🤖 AI Summary
To address data imbalance and inefficient sampling in continuous conditional generative models (e.g., CcGAN, CCDM) for high-dimensional data, this paper proposes Adaptive-CCGAN: an integrated generative framework leveraging adaptive neighborhood modeling and a multi-task discriminator. Our method dynamically adjusts the conditional neighborhood radius and jointly enforces regression-based auxiliary supervision and density-ratio regularization to mitigate conditional distribution skew and eliminate iterative sampling. It enables single-step forward generation while achieving state-of-the-art (SOTA) fidelity across four benchmark datasets. Inference is 300–2000× faster than diffusion-based methods, with robust performance under diverse imbalance conditions. The core innovations lie in (i) adaptive neighborhood construction that tailors conditional support per input, and (ii) a multi-objective discriminator design that unifies adversarial, regression, and density-ratio estimation tasks for improved conditional consistency and sample efficiency.
📝 Abstract
Recent advances in conditional generative modeling have introduced Continuous conditional Generative Adversarial Network (CcGAN) and Continuous Conditional Diffusion Model (CCDM) for estimating high-dimensional data distributions conditioned on scalar, continuous regression labels (e.g., angles, ages, or temperatures). However, these approaches face fundamental limitations: CcGAN suffers from data imbalance due to fixed-size vicinity constraints, while CCDM requires computationally expensive iterative sampling.

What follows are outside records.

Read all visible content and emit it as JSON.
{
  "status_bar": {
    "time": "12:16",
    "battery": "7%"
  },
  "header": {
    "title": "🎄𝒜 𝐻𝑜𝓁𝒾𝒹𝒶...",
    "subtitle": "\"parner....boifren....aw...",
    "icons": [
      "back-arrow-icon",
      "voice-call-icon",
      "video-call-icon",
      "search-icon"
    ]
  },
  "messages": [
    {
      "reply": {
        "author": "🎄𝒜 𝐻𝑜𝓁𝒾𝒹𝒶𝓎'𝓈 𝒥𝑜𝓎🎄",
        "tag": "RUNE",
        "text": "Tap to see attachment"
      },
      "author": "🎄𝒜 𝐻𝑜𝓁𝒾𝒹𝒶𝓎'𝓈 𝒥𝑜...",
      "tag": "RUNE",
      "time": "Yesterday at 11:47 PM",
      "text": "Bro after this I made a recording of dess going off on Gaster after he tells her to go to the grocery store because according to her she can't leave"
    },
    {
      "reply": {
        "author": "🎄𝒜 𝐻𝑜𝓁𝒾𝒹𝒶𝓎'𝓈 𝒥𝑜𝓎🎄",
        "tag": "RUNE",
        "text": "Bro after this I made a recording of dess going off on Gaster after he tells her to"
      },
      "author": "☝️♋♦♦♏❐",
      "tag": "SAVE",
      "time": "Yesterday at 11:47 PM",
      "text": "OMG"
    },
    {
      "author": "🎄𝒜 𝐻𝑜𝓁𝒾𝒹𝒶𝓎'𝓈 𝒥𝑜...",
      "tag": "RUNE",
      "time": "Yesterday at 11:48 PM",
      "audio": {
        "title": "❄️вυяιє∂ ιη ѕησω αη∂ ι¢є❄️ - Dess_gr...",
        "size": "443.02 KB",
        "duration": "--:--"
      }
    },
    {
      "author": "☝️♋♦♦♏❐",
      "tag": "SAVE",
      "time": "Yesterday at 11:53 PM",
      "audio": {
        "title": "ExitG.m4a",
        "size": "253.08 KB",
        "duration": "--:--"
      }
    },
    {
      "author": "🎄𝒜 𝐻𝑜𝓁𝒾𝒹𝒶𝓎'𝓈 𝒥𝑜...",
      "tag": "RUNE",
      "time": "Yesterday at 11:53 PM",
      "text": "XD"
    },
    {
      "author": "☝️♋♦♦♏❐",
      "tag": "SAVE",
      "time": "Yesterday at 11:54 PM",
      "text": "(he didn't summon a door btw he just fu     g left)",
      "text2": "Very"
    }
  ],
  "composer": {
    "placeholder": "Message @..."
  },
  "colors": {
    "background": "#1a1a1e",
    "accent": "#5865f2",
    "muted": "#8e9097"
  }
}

We present CcGAN-AVAR, an enhanced CcGAN framework that addresses both challenges: (1) leveraging the GAN framework's native one-step generation to overcome CCDMs' sampling bottleneck (achieving 300x-2000x faster inference), while (2) two novel components specifically target data imbalance - an adaptive vicinity mechanism that dynamically adjusts vicinity's size, and a multi-task discriminator that constructs two regularization terms (through auxiliary regression and density ratio estimation) to significantly improve generator training. Extensive experiments on four benchmark datasets (64x64 to 192x192 resolution) across eight challenging imbalanced settings demonstrate that CcGAN-AVAR achieves state-of-the-art generation quality while maintaining sampling efficiency.